2023 Russian crewed spaceflight to the ISS

Soyuz MS-24, Russian production No. 755 and identified by NASA as Soyuz 70S, was a Russian crewed Soyuz spaceflight launched from Baikonur on 15 September 2023 to the International Space Station.

== Crew ==
The crew was originally assigned to Soyuz MS-23, but they were moved to MS-24 due to a coolant leak on Soyuz MS-22 that required MS-23 to be launched uncrewed as its replacement and returned to Earth uncrewed. Oleg Kononenko was assigned for a one year long mission with his MS-24 crewmate Nikolai Chub that started on September 15, 2023. As the mission lasted 374 days, Kononenko spent a total of 1,111 days in space.

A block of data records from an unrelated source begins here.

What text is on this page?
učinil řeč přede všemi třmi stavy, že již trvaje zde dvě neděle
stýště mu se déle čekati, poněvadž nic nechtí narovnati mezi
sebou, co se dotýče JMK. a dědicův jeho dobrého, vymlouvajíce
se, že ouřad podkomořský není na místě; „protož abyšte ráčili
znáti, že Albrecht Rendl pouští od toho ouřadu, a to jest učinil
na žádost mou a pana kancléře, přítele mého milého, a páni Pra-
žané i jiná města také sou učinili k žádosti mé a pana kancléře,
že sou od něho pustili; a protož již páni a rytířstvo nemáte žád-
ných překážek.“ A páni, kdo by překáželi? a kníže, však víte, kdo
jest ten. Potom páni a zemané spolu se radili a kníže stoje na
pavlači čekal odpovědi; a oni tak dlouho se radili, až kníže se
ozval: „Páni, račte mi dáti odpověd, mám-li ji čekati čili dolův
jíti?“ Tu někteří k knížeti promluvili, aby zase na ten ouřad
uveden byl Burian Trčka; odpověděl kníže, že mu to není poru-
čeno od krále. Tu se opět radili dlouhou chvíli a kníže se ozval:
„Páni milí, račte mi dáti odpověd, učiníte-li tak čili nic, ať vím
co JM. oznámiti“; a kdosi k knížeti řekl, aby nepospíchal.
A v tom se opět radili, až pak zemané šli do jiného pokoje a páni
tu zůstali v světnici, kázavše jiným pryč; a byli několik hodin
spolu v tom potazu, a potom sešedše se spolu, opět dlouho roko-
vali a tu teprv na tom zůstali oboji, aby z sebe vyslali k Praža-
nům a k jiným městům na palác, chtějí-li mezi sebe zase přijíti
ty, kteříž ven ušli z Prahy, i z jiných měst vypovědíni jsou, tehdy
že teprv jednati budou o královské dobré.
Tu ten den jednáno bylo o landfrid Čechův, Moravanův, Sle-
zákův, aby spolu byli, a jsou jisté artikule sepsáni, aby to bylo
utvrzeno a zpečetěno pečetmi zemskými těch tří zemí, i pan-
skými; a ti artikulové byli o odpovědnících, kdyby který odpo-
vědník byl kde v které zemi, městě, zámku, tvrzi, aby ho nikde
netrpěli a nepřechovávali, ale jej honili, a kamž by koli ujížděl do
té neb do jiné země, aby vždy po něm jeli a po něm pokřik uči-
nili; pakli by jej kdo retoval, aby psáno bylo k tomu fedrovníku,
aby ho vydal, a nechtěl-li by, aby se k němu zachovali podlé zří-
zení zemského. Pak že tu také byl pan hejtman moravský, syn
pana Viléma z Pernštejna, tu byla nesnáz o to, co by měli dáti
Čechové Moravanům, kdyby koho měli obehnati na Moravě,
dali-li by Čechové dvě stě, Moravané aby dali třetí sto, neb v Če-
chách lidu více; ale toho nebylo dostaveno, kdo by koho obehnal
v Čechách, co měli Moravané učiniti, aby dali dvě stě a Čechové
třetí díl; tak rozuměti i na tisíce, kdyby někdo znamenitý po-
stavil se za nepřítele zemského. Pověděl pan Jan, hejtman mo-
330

He exceeded the previous record of 878 days held by Gennady Padalka on 4 February 2024. He later became the first person to stay 900, 1,000, and 1,100 days in space on 25 February 2024, 4 June 2024, and 12 September 2024 respectively.

Prime crew
| Position | Launching crew member | Landing crew member |
|---|---|---|
| Commander | Oleg Kononenko, Roscosmos Expedition 69/70/71 Fifth spaceflight | Oleg Novitsky, Roscosmos 21st Visiting Expedition Fourth and last spaceflight |
| Flight engineer/Spaceflight participant | Nikolai Chub, Roscosmos Expedition 69/70/71 First spaceflight | Maryna Vasileuskaya, Belarus Space Agency 21st Visiting Expedition First spaceflight |
| Flight engineer | Loral O'Hara, NASA Expedition 69/70 First spaceflight |  |

Backup crew
| Position | Crew member |  |
|---|---|---|
| Commander | Aleksey Ovchinin, Roscosmos |  |
| Flight engineer | Tracy Caldwell-Dyson, NASA |  |

== Undocking and Return ==
At the end of Expedition 70, O'Hara returned to Earth on Soyuz MS-24 with Roscosmos cosmonaut Oleg Novitsky and Belarusian spaceflight participant Marina Vasilevskaya (both on ISS EP-21) on 6 April 2024. On the other hand, Kononenko and Chub remained onboard the orbital laboratory for a year and returned to Earth with NASA astronaut Tracy Caldwell-Dyson on Soyuz MS-25. As the mission lasted 374 days, Kononenko spent a total of 1,111 days in space by the time he returned to Earth. He broke the world record of 878 days in space held by Gennady Padalka on February 4, 2024 at 07:30:08 UTC. He later became the first person to stay 900, 1,000, and 1,100 days in space on 25 February 2024, 4 June 2024, and 12 September 2024 respectively.